When a couple’s joy turns to grief
She’s played a con woman, a radio DJ entangled with a hit man and the second wife of a Canadian literary icon (in Barney’s Version), but nothing prepared Oscar-nominee Minnie Driver for her latest role: that of a mother whose baby dies in utero just before her due date.
Based on the experience of writer/director Sean Hanish and his wife, Return to Zero features Driver and Paul Adelstein as a couple who are faced with the unthinkable.
“It was really hard. I am telling you, this is the hardest thing I have ever done,” Driver says of playing Maggie.
In addition to the challenging role, there was the pressure of doing it all in front of Hanish, whose family experienced the tragic loss.
“There is no way around it. It was appalling in the scene where we were re-enacting, basically, what happened to his wife.
“It was appalling thinking of him having to sit there watching it,” Driver says.
“And yet he managed to do it because of the idea he was memorializing his son and ... sharing the story in a way that is neither maudlin or morose or overly melodramatic.
“It showed such courage and such humanity. I was in such admiration of him.”
The naturalistic film features Alfred Molina, Kathy Baker and Connie Nielsen as family members who are also at a loss at how to deal with grief that consumes the couple.
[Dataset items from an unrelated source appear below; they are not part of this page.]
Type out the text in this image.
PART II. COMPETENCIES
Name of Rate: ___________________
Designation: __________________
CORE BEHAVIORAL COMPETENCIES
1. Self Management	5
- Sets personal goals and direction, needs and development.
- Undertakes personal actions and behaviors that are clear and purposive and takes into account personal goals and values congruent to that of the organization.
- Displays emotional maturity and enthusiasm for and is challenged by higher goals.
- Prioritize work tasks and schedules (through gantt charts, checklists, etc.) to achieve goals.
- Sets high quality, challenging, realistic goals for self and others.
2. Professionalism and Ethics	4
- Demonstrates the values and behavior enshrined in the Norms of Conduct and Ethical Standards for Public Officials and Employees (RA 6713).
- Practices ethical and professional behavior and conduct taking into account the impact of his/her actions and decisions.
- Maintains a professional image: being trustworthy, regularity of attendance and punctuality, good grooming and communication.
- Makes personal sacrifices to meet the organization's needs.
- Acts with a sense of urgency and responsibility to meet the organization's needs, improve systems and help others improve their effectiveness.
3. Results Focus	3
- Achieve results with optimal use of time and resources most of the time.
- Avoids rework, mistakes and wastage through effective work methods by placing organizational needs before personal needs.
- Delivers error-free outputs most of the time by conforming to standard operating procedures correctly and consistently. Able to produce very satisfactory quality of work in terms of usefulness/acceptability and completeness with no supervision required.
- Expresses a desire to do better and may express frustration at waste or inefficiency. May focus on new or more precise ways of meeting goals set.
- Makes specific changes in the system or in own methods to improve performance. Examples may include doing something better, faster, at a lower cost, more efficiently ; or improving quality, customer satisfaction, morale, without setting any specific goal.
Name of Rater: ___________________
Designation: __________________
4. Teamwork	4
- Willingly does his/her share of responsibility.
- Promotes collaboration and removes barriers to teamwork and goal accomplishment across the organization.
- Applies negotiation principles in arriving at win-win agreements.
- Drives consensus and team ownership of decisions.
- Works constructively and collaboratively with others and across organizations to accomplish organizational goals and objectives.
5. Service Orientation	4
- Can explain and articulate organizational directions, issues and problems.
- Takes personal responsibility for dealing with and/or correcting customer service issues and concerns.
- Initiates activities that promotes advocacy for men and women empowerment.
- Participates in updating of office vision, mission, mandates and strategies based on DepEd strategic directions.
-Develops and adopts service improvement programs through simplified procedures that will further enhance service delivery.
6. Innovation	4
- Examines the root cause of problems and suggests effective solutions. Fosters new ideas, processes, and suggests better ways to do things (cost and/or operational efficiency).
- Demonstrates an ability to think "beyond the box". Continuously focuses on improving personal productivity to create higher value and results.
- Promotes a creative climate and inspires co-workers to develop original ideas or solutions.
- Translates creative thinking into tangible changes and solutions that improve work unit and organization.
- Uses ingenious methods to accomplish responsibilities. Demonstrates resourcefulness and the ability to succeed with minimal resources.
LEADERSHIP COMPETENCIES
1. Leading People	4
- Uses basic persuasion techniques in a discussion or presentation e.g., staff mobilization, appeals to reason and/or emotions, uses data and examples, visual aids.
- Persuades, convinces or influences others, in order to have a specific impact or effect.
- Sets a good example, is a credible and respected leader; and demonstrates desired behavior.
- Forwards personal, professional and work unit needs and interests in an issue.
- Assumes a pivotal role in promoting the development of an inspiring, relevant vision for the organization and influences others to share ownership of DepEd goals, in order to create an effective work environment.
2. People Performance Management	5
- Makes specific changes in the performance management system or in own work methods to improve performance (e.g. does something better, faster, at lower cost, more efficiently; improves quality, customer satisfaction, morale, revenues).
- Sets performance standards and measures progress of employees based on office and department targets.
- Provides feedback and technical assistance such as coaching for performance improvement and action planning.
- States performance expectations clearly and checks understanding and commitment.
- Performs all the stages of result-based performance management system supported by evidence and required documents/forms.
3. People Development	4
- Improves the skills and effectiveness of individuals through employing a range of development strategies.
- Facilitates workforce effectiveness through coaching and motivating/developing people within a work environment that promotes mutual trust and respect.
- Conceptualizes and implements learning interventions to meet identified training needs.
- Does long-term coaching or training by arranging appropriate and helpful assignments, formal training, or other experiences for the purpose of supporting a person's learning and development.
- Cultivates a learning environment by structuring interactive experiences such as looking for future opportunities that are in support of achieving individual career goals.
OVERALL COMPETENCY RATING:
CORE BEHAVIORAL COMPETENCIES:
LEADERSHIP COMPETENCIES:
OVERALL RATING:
It premiers on Lifetime on Saturday, the same day as it does in the U.S., the U.K., Southeast Asia and Hong Kong.
The independently produced movie, funded in part by a Kickstarter campaign, had an incredibly tight schedule, filming on location in Los Angeles over just 19 days.
“Shooting at that speed, it takes it out of you, but that is appropriate,” Adelstein says.
“These are people who have gotten pretty beat up. The more tired and frazzled and anxious (we got), all that stuff kind of ended up serving the work we were doing.
“Also, shooting a film in 19 days is a bit like being on a runaway train and that probably isn’t dissimilar to the way their lives were going.”
That “all hands on deck” ethos extended to the project’s soundtrack.
Driver, a singer-songwriter with two albums under her belt, and Adelstein co-wrote a song, Forget the Fall, over the course of an afternoon at the latter’s house.
One of the themes of Return to Zero is the myriad ways in which people express their grief.
Although stillbirth affects millions of people around the world (Canada’s rate is 7.1 per 1,000 births), it’s not a topic often discussed.
“It’s so interesting how human beings deal with the terrible things that happen in life. I think that was very interesting in telling this story to explore that.”